O ministro do Supremo Tribunal Federal (STF) Gilmar Mendes defendeu que a prerrogativa de “foro privilegiado” deve continuar mesmo após a saída do cargo em casos de crimes funcionais. O ministro apresentou seu voto no julgamento da ação que trata do entendimento sobre o alcance do foro para parlamentares. Mendes é o relator da ação.
Em seu voto, o ministro ressaltou que seu entendimento é diferente da jurisprudência do STF e por isso propõe uma revisitação do tema. Em 2018, o tribunal decidiu que o foro só valeria para crimes cometidos no cargo e em razão dele.
A posição do ministro é que o foro só pode ser afastado em casos de crimes cometidos antes da investidura no cargo ou que não possuam relação com o exercício da função. “Quanto aos crimes funcionais, a prerrogativa de foro deve subsistir mesmo após o encerramento das funções”.
Segundo Mendes, seu entendimento não muda a essência da jurisprudência do STF, mas “avança” para manter o foro privilegiado após o fim das funções por qualquer causa, como renúncia, cassação ou não reeleição. “Em termos práticos, a aprovação da proposta estabilizaria o foro nos Tribunais quando estiverem presentes os requisitos da contemporaneidade e da pertinência temática”, disse no voto.
O ministro propôs a fixação da tese de que “a prerrogativa de foro para julgamento de crimes praticados no cargo e em razão das funções subsiste mesmo após o afastamento do cargo, ainda que o inquérito ou a ação penal sejam iniciados depois de cessado seu exercício”.
O relator defendeu que esse entendimento seja aplicado imediatamente aos processos em curso come exceção de “todos os atos praticados pelo STF e pelos demais juízos com base na jurisprudência anterior”.
Na avaliação de Mendes, a decisão do STF de 2018 “desborda dos limites do texto constitucional” e resulta em uma subversão da finalidade do foro. “Basta que o parlamentar não seja reeleito ou que o agente público se aposente para que atos por ele praticados no exercício do cargo sejam julgados não pelo órgão designado pelo legislador constituinte, mas em outra instância jurisdicional”, escreveu.
A ação começou a ser julgada na madrugada desta sexta-feira (29) no plenário virtual do STF. Nessa modalidade de julgamento, os ministros apenas depositam seus votos e não se reúnem para debater o caso. O julgamento tem previsão de acabar no dia 8 de abril, mas pode ser interrompido antes se houver pedido de vista ou destaque, que leva o julgamento para o plenário físico.

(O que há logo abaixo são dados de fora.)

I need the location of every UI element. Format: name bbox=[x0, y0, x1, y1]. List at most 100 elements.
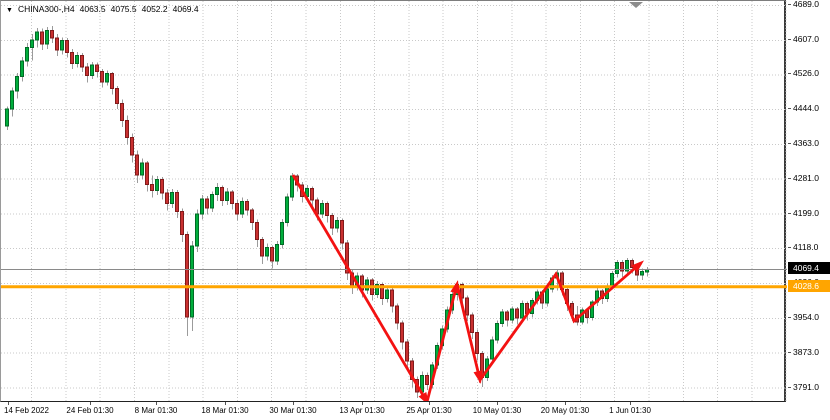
open-value: 4063.5 bbox=[79, 4, 106, 14]
price-axis-label: 4281.0 bbox=[793, 172, 819, 183]
candle bbox=[105, 70, 109, 86]
time-axis-tick bbox=[497, 402, 498, 405]
candle bbox=[310, 186, 314, 207]
time-axis[interactable]: 14 Feb 2022 24 Feb 01:30 8 Mar 01:30 18 Mar… bbox=[0, 402, 830, 420]
candle-body-bear bbox=[405, 341, 409, 362]
candle-body-bear bbox=[160, 179, 164, 194]
candle bbox=[5, 106, 9, 131]
candle-body-bear bbox=[465, 297, 469, 316]
candle bbox=[60, 37, 64, 55]
candle-body-bear bbox=[505, 311, 509, 321]
price-axis-tick bbox=[788, 142, 791, 144]
candle bbox=[40, 28, 44, 51]
candle-body-bull bbox=[10, 90, 14, 110]
candle bbox=[15, 73, 19, 99]
candle bbox=[205, 195, 209, 215]
candle bbox=[50, 26, 54, 44]
candle bbox=[185, 231, 189, 337]
candle-body-bear bbox=[410, 360, 414, 381]
candle-body-bear bbox=[400, 322, 404, 343]
candle-body-bull bbox=[365, 279, 369, 291]
candle-body-bull bbox=[15, 75, 19, 92]
candle bbox=[290, 172, 294, 201]
candle-body-bull bbox=[30, 39, 34, 49]
price-axis-tick bbox=[788, 73, 791, 75]
candle bbox=[115, 85, 119, 109]
candle bbox=[170, 189, 174, 208]
candle bbox=[175, 189, 179, 219]
price-axis-tick bbox=[788, 317, 791, 319]
chart-area[interactable]: ▼ CHINA300-,H4 4063.5 4075.5 4052.2 4069.4 bbox=[0, 0, 787, 402]
trend-arrows[interactable] bbox=[291, 174, 645, 401]
candle-body-bear bbox=[115, 87, 119, 104]
candle-body-bull bbox=[20, 60, 24, 77]
price-axis-label: 4118.0 bbox=[793, 242, 819, 253]
candle bbox=[265, 243, 269, 261]
candle bbox=[335, 217, 339, 233]
candle-body-bull bbox=[500, 311, 504, 324]
candle bbox=[110, 71, 114, 95]
candle-body-bear bbox=[95, 64, 99, 72]
candle-body-bear bbox=[380, 284, 384, 300]
candle bbox=[85, 62, 89, 83]
time-axis-label: 13 Apr 01:30 bbox=[339, 406, 385, 415]
candle-body-bull bbox=[190, 245, 194, 318]
candle-body-bull bbox=[285, 196, 289, 224]
candle-body-bear bbox=[630, 260, 634, 268]
candle-body-bull bbox=[615, 261, 619, 274]
price-axis[interactable]: 4689.0 4607.0 4526.0 4444.0 4363.0 4281.0 4199… bbox=[788, 0, 830, 402]
candle bbox=[260, 236, 264, 265]
candle-body-bear bbox=[620, 261, 624, 272]
trend-arrowhead bbox=[473, 370, 483, 384]
collapse-triangle-icon[interactable]: ▼ bbox=[6, 7, 13, 14]
candle-body-bear bbox=[165, 192, 169, 205]
price-axis-label: 4689.0 bbox=[793, 0, 819, 9]
candle bbox=[30, 33, 34, 61]
candle bbox=[225, 188, 229, 205]
candle bbox=[220, 185, 224, 207]
candle bbox=[145, 160, 149, 192]
candle-body-bear bbox=[70, 52, 74, 64]
candle-body-bear bbox=[325, 203, 329, 216]
candle-body-bear bbox=[425, 374, 429, 386]
candle bbox=[320, 200, 324, 219]
candle bbox=[55, 33, 59, 57]
ohlc-header: ▼ CHINA300-,H4 4063.5 4075.5 4052.2 4069.4 bbox=[6, 4, 204, 14]
time-axis-tick bbox=[565, 402, 566, 405]
high-value: 4075.5 bbox=[110, 4, 137, 14]
candle-body-bull bbox=[335, 220, 339, 229]
time-axis-tick bbox=[630, 402, 631, 405]
candle bbox=[620, 260, 624, 277]
price-axis-tick bbox=[788, 386, 791, 388]
candle bbox=[230, 189, 234, 210]
candle-body-bull bbox=[265, 246, 269, 257]
symbol-period-label: CHINA300-,H4 bbox=[17, 4, 75, 14]
chart-canvas[interactable] bbox=[1, 1, 787, 401]
candle-body-bear bbox=[260, 239, 264, 257]
price-axis-label: 4199.0 bbox=[793, 207, 819, 218]
time-axis-label: 14 Feb 2022 bbox=[4, 406, 49, 415]
candle bbox=[325, 201, 329, 223]
price-axis-tick bbox=[788, 38, 791, 40]
price-axis-label: 3873.0 bbox=[793, 346, 819, 357]
price-axis-label: 4444.0 bbox=[793, 103, 819, 114]
candle bbox=[245, 198, 249, 216]
candle bbox=[240, 197, 244, 219]
candle bbox=[340, 218, 344, 250]
candle bbox=[195, 209, 199, 253]
candle-body-bull bbox=[510, 308, 514, 321]
trend-arrowhead bbox=[450, 280, 460, 294]
candle-body-bull bbox=[385, 289, 389, 300]
candle-body-bear bbox=[270, 246, 274, 262]
candle-body-bull bbox=[625, 260, 629, 272]
chart-shift-marker-icon[interactable] bbox=[629, 2, 643, 8]
candle bbox=[395, 303, 399, 330]
candle bbox=[425, 372, 429, 391]
candle-body-bull bbox=[280, 222, 284, 245]
candle bbox=[80, 53, 84, 73]
candle bbox=[280, 218, 284, 249]
candle bbox=[515, 307, 519, 325]
candle bbox=[180, 208, 184, 242]
candle-body-bear bbox=[125, 119, 129, 138]
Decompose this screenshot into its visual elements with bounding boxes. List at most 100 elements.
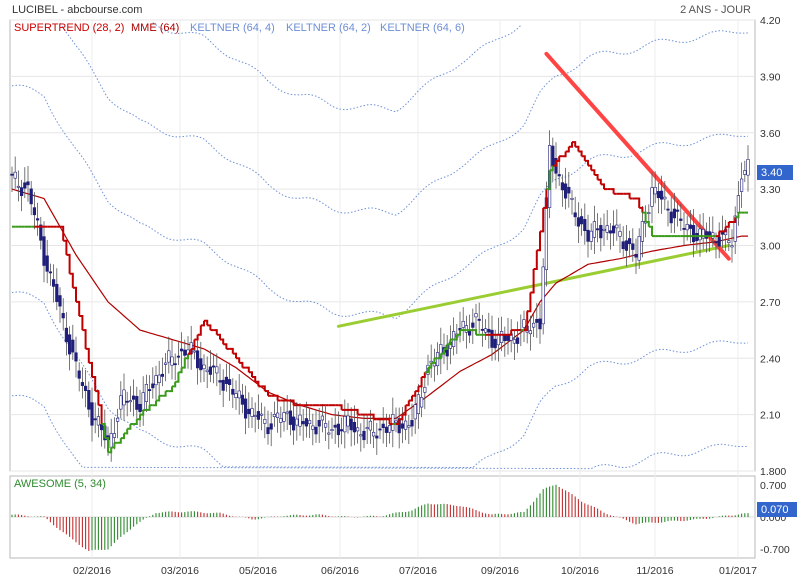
price-bar-body: [656, 191, 660, 199]
supertrend-segment: [200, 320, 205, 327]
supertrend-segment: [146, 405, 151, 411]
supertrend-segment: [636, 197, 641, 208]
supertrend-segment: [133, 419, 138, 425]
supertrend-segment: [236, 357, 241, 363]
price-bar-body: [423, 387, 427, 393]
supertrend-segment: [396, 419, 401, 425]
supertrend-segment: [181, 358, 186, 369]
period-label: 2 ANS - JOUR: [680, 4, 751, 16]
supertrend-segment: [117, 438, 122, 444]
supertrend-segment: [725, 222, 730, 228]
price-bar-body: [493, 338, 497, 349]
price-bar-body: [717, 236, 721, 247]
x-tick-label: 07/2016: [399, 565, 437, 577]
price-bar-body: [634, 254, 638, 258]
price-bar-body: [503, 335, 507, 342]
price-bar-body: [640, 221, 644, 242]
price-bar-body: [93, 418, 97, 421]
price-bar-body: [154, 375, 158, 386]
price-bar-body: [739, 178, 744, 192]
price-bar-body: [323, 423, 328, 428]
price-bar-body: [77, 370, 81, 379]
price-bar-body: [538, 318, 542, 330]
price-bar-body: [515, 337, 520, 344]
price-bar-body: [394, 420, 398, 423]
price-bar-body: [599, 225, 603, 239]
price-bar-body: [295, 418, 299, 426]
price-bar-body: [64, 327, 68, 343]
price-bar-body: [576, 217, 580, 227]
price-bar-body: [317, 420, 321, 427]
y-tick-label: 3.60: [760, 128, 781, 140]
price-bar-body: [51, 279, 56, 287]
supertrend-segment: [472, 329, 477, 335]
price-bar-body: [371, 431, 376, 437]
price-bar-body: [743, 170, 747, 175]
price-bar-body: [586, 229, 590, 242]
price-bar-body: [240, 394, 245, 405]
price-bar-body: [391, 414, 395, 431]
price-bar-body: [579, 216, 584, 225]
price-bar-body: [100, 424, 104, 431]
price-bar-body: [291, 416, 296, 431]
legend-keltner-2: KELTNER (64, 2): [286, 22, 371, 34]
price-bar-body: [285, 411, 289, 414]
price-bar-body: [343, 416, 347, 433]
price-bar-body: [231, 388, 235, 395]
price-bar-body: [483, 328, 488, 333]
supertrend-segment: [645, 221, 650, 227]
price-bar-body: [180, 348, 184, 352]
price-bar-body: [160, 373, 165, 377]
supertrend-segment: [220, 338, 225, 345]
supertrend-segment: [60, 225, 65, 241]
price-bar-body: [167, 350, 171, 363]
price-bar-body: [259, 413, 264, 416]
price-bar-body: [618, 231, 622, 237]
supertrend-segment: [588, 164, 593, 171]
price-bar-body: [320, 415, 325, 421]
price-bar-body: [727, 240, 731, 243]
supertrend-segment: [543, 189, 548, 209]
price-bar-body: [244, 398, 248, 419]
price-bar-body: [29, 188, 33, 205]
price-bar-body: [266, 427, 270, 435]
price-bar-body: [58, 295, 62, 307]
price-bar-body: [304, 418, 309, 427]
price-bar-body: [224, 376, 229, 384]
supertrend-segment: [408, 395, 413, 402]
price-bar-body: [275, 412, 280, 418]
supertrend-segment: [95, 390, 100, 406]
price-bar-body: [122, 389, 126, 406]
price-bar-body: [330, 429, 334, 431]
price-bar-body: [346, 415, 350, 427]
price-bar-body: [26, 181, 30, 186]
osc-y-tick-label: 0.700: [760, 480, 786, 492]
price-bar-body: [477, 318, 481, 321]
supertrend-segment: [508, 330, 513, 336]
supertrend-segment: [428, 362, 433, 369]
supertrend-segment: [581, 155, 586, 161]
supertrend-segment: [338, 404, 343, 410]
supertrend-segment: [600, 183, 605, 190]
supertrend-segment: [440, 348, 445, 355]
price-bar-body: [301, 421, 305, 425]
price-bar-body: [112, 433, 116, 438]
legend-mme: MME (64): [131, 22, 179, 34]
y-tick-label: 3.90: [760, 71, 781, 83]
supertrend-segment: [156, 395, 161, 402]
price-bar-body: [298, 414, 302, 427]
price-bar-body: [119, 395, 123, 410]
supertrend-segment: [168, 386, 173, 393]
price-bar-body: [416, 394, 421, 414]
price-bar-body: [71, 339, 75, 353]
oscillator-title: AWESOME (5, 34): [14, 478, 106, 490]
price-bar-body: [13, 171, 17, 179]
price-bar-body: [218, 380, 222, 383]
keltner-band-line: [11, 291, 749, 469]
price-bar-body: [183, 349, 187, 356]
price-bar-body: [202, 364, 206, 370]
supertrend-segment: [232, 352, 237, 359]
supertrend-segment: [204, 319, 209, 326]
price-bar-body: [138, 403, 142, 413]
supertrend-segment: [716, 231, 721, 238]
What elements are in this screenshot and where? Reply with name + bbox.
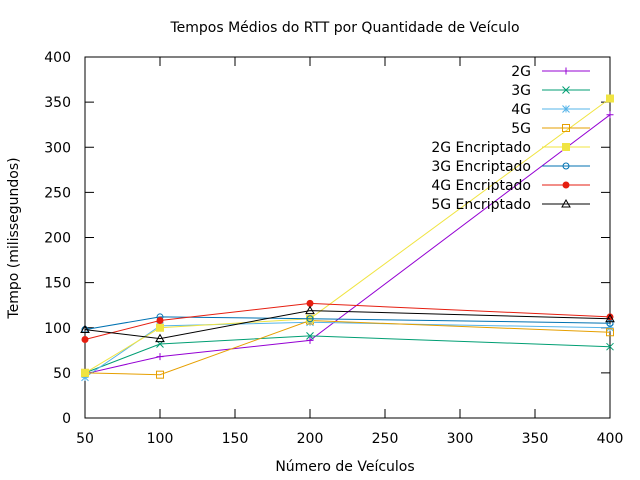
legend-item-4g: 4G bbox=[511, 102, 590, 118]
data-point-5g-encriptado bbox=[80, 324, 90, 334]
axes: 0 50 100 150 200 250 300 350 400 50 100 150 200 250 30… bbox=[44, 50, 623, 447]
legend-swatch-marker bbox=[562, 124, 570, 132]
x-tick-label: 400 bbox=[597, 431, 624, 447]
legend-item-5g-encriptado: 5G Encriptado bbox=[431, 197, 590, 213]
legend-item-5g: 5G bbox=[511, 121, 590, 137]
series-line-2g-encriptado bbox=[84, 98, 611, 374]
data-point-5g-encriptado bbox=[305, 305, 315, 315]
data-point-4g-encriptado bbox=[306, 299, 314, 307]
y-tick-label: 300 bbox=[44, 140, 71, 156]
data-point-2g bbox=[156, 353, 164, 361]
data-point-5g bbox=[606, 328, 614, 337]
legend-item-2g-encriptado: 2G Encriptado bbox=[431, 140, 590, 156]
legend-label: 2G bbox=[511, 64, 531, 80]
legend-item-3g: 3G bbox=[511, 83, 590, 99]
y-tick-label: 50 bbox=[53, 366, 71, 382]
legend-label: 4G bbox=[511, 102, 531, 118]
data-point-2g-encriptado bbox=[81, 368, 89, 377]
legend-label: 5G Encriptado bbox=[431, 197, 531, 213]
x-tick-label: 300 bbox=[447, 431, 474, 447]
data-point-5g-encriptado bbox=[155, 333, 165, 343]
legend-item-3g-encriptado: 3G Encriptado bbox=[431, 159, 590, 175]
legend-item-2g: 2G bbox=[511, 64, 590, 80]
legend-swatch-marker bbox=[562, 143, 570, 151]
x-axis-label: Número de Veículos bbox=[275, 459, 414, 475]
legend-label: 4G Encriptado bbox=[431, 178, 531, 194]
series-layer bbox=[80, 94, 615, 382]
data-point-3g bbox=[606, 342, 614, 351]
series-line-3g-encriptado bbox=[84, 316, 611, 331]
data-point-3g-encriptado bbox=[306, 315, 314, 323]
data-point-2g bbox=[606, 111, 614, 119]
data-point-3g bbox=[306, 332, 314, 340]
y-tick-label: 400 bbox=[44, 50, 71, 66]
legend-swatch-marker bbox=[562, 181, 570, 189]
data-point-5g-encriptado bbox=[605, 313, 615, 323]
series-line-5g-encriptado bbox=[84, 310, 611, 340]
legend-swatch-marker bbox=[562, 86, 570, 94]
legend-swatch-marker bbox=[562, 105, 570, 113]
y-axis-label: Tempo (milissegundos) bbox=[6, 157, 22, 319]
legend: 2G 3G 4G 5G 2G Encriptado 3G Encriptado 4G Enc… bbox=[431, 64, 590, 213]
legend-swatch-marker bbox=[562, 162, 570, 170]
x-tick-label: 50 bbox=[76, 431, 94, 447]
y-tick-label: 250 bbox=[44, 185, 71, 201]
legend-item-4g-encriptado: 4G Encriptado bbox=[431, 178, 590, 194]
legend-label: 3G bbox=[511, 83, 531, 99]
y-tick-label: 350 bbox=[44, 95, 71, 111]
legend-label: 5G bbox=[511, 121, 531, 137]
legend-label: 3G Encriptado bbox=[431, 159, 531, 175]
y-tick-label: 200 bbox=[44, 231, 71, 247]
series-5g-encriptado bbox=[80, 305, 615, 343]
x-tick-label: 200 bbox=[297, 431, 324, 447]
series-line-3g bbox=[84, 335, 611, 374]
x-tick-label: 350 bbox=[522, 431, 549, 447]
series-4g-encriptado bbox=[81, 299, 614, 343]
chart-title: Tempos Médios do RTT por Quantidade de V… bbox=[169, 20, 519, 36]
data-point-2g bbox=[306, 336, 314, 344]
data-point-4g bbox=[81, 373, 89, 382]
x-tick-label: 100 bbox=[147, 431, 174, 447]
data-point-5g bbox=[156, 370, 164, 379]
x-tick-label: 250 bbox=[372, 431, 399, 447]
series-line-2g bbox=[84, 114, 611, 375]
plot-frame bbox=[84, 56, 611, 419]
x-tick-label: 150 bbox=[222, 431, 249, 447]
data-point-4g bbox=[606, 323, 614, 332]
series-line-4g-encriptado bbox=[84, 302, 611, 340]
series-3g bbox=[81, 332, 614, 377]
data-point-2g-encriptado bbox=[606, 94, 614, 103]
series-line-5g bbox=[84, 319, 611, 376]
y-tick-label: 0 bbox=[62, 411, 71, 427]
data-point-4g-encriptado bbox=[156, 317, 164, 325]
y-tick-label: 100 bbox=[44, 321, 71, 337]
legend-swatch-marker bbox=[562, 67, 570, 75]
y-tick-label: 150 bbox=[44, 276, 71, 292]
series-2g-encriptado bbox=[81, 94, 614, 377]
legend-label: 2G Encriptado bbox=[431, 140, 531, 156]
data-point-4g-encriptado bbox=[81, 335, 89, 343]
legend-swatch-marker bbox=[561, 198, 571, 208]
data-point-2g-encriptado bbox=[156, 323, 164, 332]
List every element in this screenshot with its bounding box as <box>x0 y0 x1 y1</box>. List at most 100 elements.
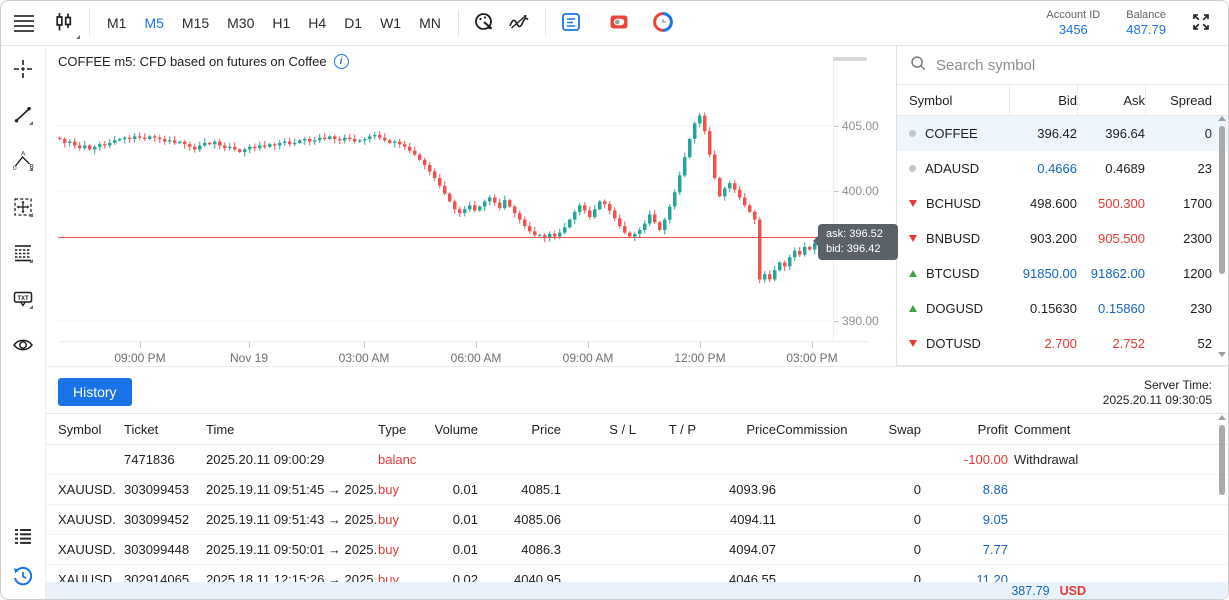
watchlist-row-bchusd[interactable]: BCHUSD 498.600 500.300 1700 <box>897 186 1228 221</box>
hamburger-menu-button[interactable] <box>1 1 47 45</box>
chart-panel[interactable]: COFFEE m5: CFD based on futures on Coffe… <box>46 46 898 366</box>
timeframe-w1[interactable]: W1 <box>371 9 410 37</box>
bid-value: 498.600 <box>1030 196 1077 211</box>
timeframe-m1[interactable]: M1 <box>98 9 135 37</box>
history-cell-type: buy <box>378 512 399 527</box>
scroll-up-icon[interactable] <box>1218 116 1226 121</box>
candlestick-chart[interactable] <box>58 56 833 341</box>
history-cell-profit: -100.00 <box>963 452 1008 467</box>
timeframe-m5[interactable]: M5 <box>135 9 172 37</box>
symbol-name: BCHUSD <box>926 196 981 211</box>
timeframe-d1[interactable]: D1 <box>335 9 371 37</box>
select-move-tool[interactable] <box>12 196 34 218</box>
topbar: M1 M5 M15 M30 H1 H4 D1 W1 MN <box>1 1 1228 46</box>
deposit-button[interactable] <box>602 7 636 40</box>
history-cell-price: 4085.1 <box>521 482 561 497</box>
visibility-tool[interactable] <box>12 334 34 356</box>
history-cell-time: 2025.18.11 12:15:26 → 2025. <box>206 572 378 582</box>
chart-scrollbar-thumb[interactable] <box>833 57 867 61</box>
fullscreen-button[interactable] <box>1184 7 1218 40</box>
indicators-button[interactable] <box>501 7 537 40</box>
history-cell-price2: 4093.96 <box>729 482 776 497</box>
ask-value: 500.300 <box>1098 196 1145 211</box>
symbol-name: DOTUSD <box>926 336 981 351</box>
history-scrollbar[interactable] <box>1218 415 1226 579</box>
watchlist-header: Symbol Bid Ask Spread <box>897 84 1228 116</box>
watchlist-row-adausd[interactable]: ADAUSD 0.4666 0.4689 23 <box>897 151 1228 186</box>
history-cell-type: balanc <box>378 452 417 467</box>
dropdown-corner-mark <box>29 121 33 125</box>
scrollbar-thumb[interactable] <box>1219 425 1225 495</box>
wave-pattern-tool[interactable]: A 0 B <box>12 150 34 172</box>
timeframe-h1[interactable]: H1 <box>263 9 299 37</box>
objects-button[interactable] <box>467 7 501 40</box>
watchlist-col-symbol: Symbol <box>909 92 953 108</box>
trendline-tool[interactable] <box>12 104 34 126</box>
history-row[interactable]: XAUUSD 302914065 2025.18.11 12:15:26 → 202… <box>46 565 1228 582</box>
history-cell-time: 2025.19.11 09:51:45 → 2025. <box>206 482 378 497</box>
history-col-0: Symbol <box>58 421 102 437</box>
fullscreen-icon <box>1190 11 1212 36</box>
history-cell-symbol: XAUUSD <box>58 572 113 582</box>
levels-tool[interactable] <box>12 242 34 264</box>
watchlist-row-bnbusd[interactable]: BNBUSD 903.200 905.500 2300 <box>897 221 1228 256</box>
ask-value: 91862.00 <box>1090 266 1145 281</box>
bid-value: 903.200 <box>1030 231 1077 246</box>
timeframe-m15[interactable]: M15 <box>173 9 218 37</box>
history-cell-ticket: 302914065 <box>124 572 190 582</box>
watchlist-row-dotusd[interactable]: DOTUSD 2.700 2.752 52 <box>897 326 1228 361</box>
scroll-up-icon[interactable] <box>1218 415 1226 420</box>
price-tooltip: ask: 396.52 bid: 396.42 <box>813 224 898 260</box>
spread-value: 52 <box>1197 336 1212 351</box>
timeframe-group: M1 M5 M15 M30 H1 H4 D1 W1 MN <box>98 9 450 37</box>
watchlist-scrollbar[interactable] <box>1218 116 1226 357</box>
drawing-objects-icon <box>473 11 495 36</box>
history-totals-bar: 387.79 USD <box>46 582 1228 599</box>
scroll-down-icon[interactable] <box>1218 352 1226 357</box>
crosshair-tool[interactable] <box>12 58 34 80</box>
history-cell-profit: 11.20 <box>976 572 1008 582</box>
market-clock-icon <box>652 11 674 36</box>
market-hours-button[interactable] <box>646 7 680 40</box>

O ministro Gilmar Mendes ainda apontou, em seu voto, que a eficiência do Judiciário deve ser fomentada por alterações estruturais que tragam mais racionalidade para os processos e não pela “restrição de prerrogativas instituídas em benefício das instituições públicas”. Nesse sentido, o ministro citou mudanças recentes, como a expansão do plenário virtual e o prazo de 90 dias para devolução dos processos após pedido de vista.
“As medidas implementadas produziram resultados tangíveis, como demonstram as ações penais sobre os ataques de 8 de janeiro, cuja instrução ocorreu num bom ritmo, sem sobressaltos e com rigorosa observância do direito de defesa”.
Esse debate proposto pelo ministro Gilmar Mendes acontece no julgamento de um caso que envolve o senador Zequinha Marinho (Podemos-PA). A defesa do parlamentar pediu um habeas corpus para que a acusação de suposta prática de “rachadinha” quando ele ocupava o cargo de deputado federal seja julgada pelo STF.
Tratando do caso específico, Mendes relata que o inquérito foi aberto em 2013 sob a supervisão do STF e remetido ao Tribunal Regional Federal (TRF) da 1ª Região em 2015, após a renúncia do parlamentar. “Desde então, a denúncia foi oferecida e a ação penal tramitou por quase 4 anos no TRF da 1ª Região; por 3 anos na Seção Judiciária do Pará; e por mais 2 anos na Seção Judiciária do Distrito Federal. No total, da instauração do inquérito policial até hoje, já se passou mais de uma década, mas ainda não se concluiu a instrução processual”, disse. Mendes votou por conceder o habeas corpus.